In a statement emailed to MassDevice.com, St. Jude said it took pains to report extra detail in the latest performance report, acknowledging that the reports under-estimate the extent of the problem.
"This is why we have included a special section specifically addressing and providing additional detail regarding the performance of our high-voltage leads in this edition of the PPR," the company said. "We have also expanded our Riata Lead Evaluation Study to include approximately 700 patients, and are in the process of finalizing the initial results regarding the rate of externalized conductors. We expect to have the initial results reporting on the incidence of externalized conductors compiled and communicated before the end of June 2012. The study will continue to follow patients to evaluate the performance of leads that have externalized conductors over the next two years to further inform patient management."
A controversy over the Riata leads made headlines last month when St. Jude and CEO Daniel Starks went to bat to contradict a study by renowned cardiologist Dr. Robert Hauser showing 22 deaths linked to the leads. The data released today seem to confirm that the leads are prone to fracture, especially given that the performance reports under-report the true number of malfunctions. That’s because they only track malfunctions reported to St. Jude by physicians, meaning an unknown number of events go unreported.
"It still is at a fairly low level, but that doesn’t mean we like it," Dr. Bruce Wilkoff, an electrophysiologist at the Cleveland Clinic and a member of St. Jude’s independent medical advisory board, told the Wall Street Journal. "It is by its very nature an under-estimate of the issue."
The Riata affair began in September 2011 with a small Irish study reporting that revision surgeries for the Riata lead were higher than previously reported. A month later, Starks took to the airwaves to inveigh against arch-rival Medtronic (NYSE:MDT) and its alleged attempts to prejudice the market against St. Jude.
Little more than a month after Starks’ challenge, however, the company was forced to concede that the Riata revision rates were higher than previously reported, and in December 2011 the FDA slapped the device with Class I recall status.
St. Jude had already begun phasing out its Riata and Riata ST leads in December 2010 over concerns that their electrical insulation could cause the devices to malfunction, but the FDA didn’t view the matter as a recall-worthy then, a company spokesperson told the Wall Street Journal at the time.

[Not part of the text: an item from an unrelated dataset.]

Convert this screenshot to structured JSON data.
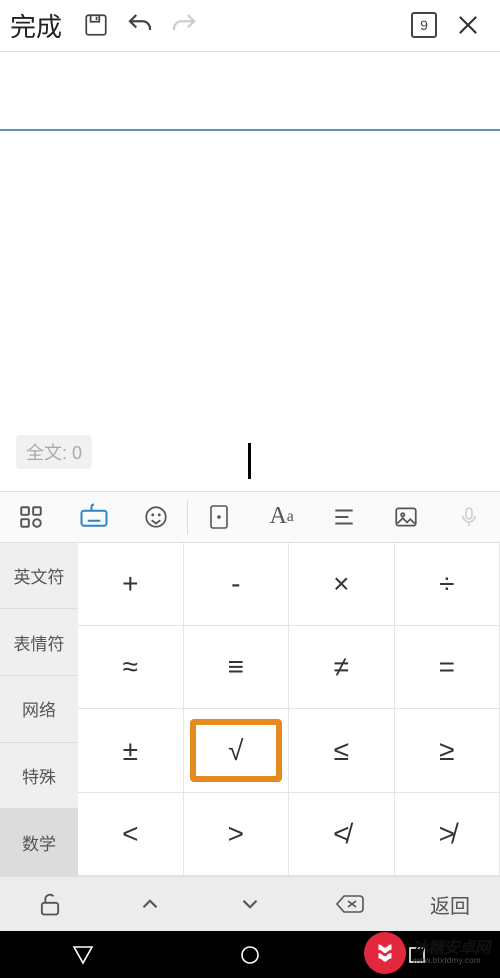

Then, with the online publication in the Heart Rhythm Society’s journal of a study by a prominent cardiologist linking Riata with 22 deaths, things began to get interesting. By late March, St. Jude was disputing the findings of the study, by Dr. Robert Hauser. On Friday, April 6, the company asked that the journal retract the story (a request that was summarily rebuffed), and over the course of the following weekend Starks reiterated his accusation that cross-town rival Medtronic was behind a "whisper campaign" against St. Jude.
Medtronic then released its own analysis confirming Hauser’s count of the number of deaths attributable to its own Quattro leads, engendering a swift and unusual response from St. Jude, which published its own tally of the Quattro deaths.
"I can’t recall seeing a more contentious and open dispute between medical device companies in my 19 years working in this field," Ohio cardiologist Dr. Edward Schloss, director of cardiac electrophysiology at the Christ Hospital in Cincinnati, told MassDevice.com.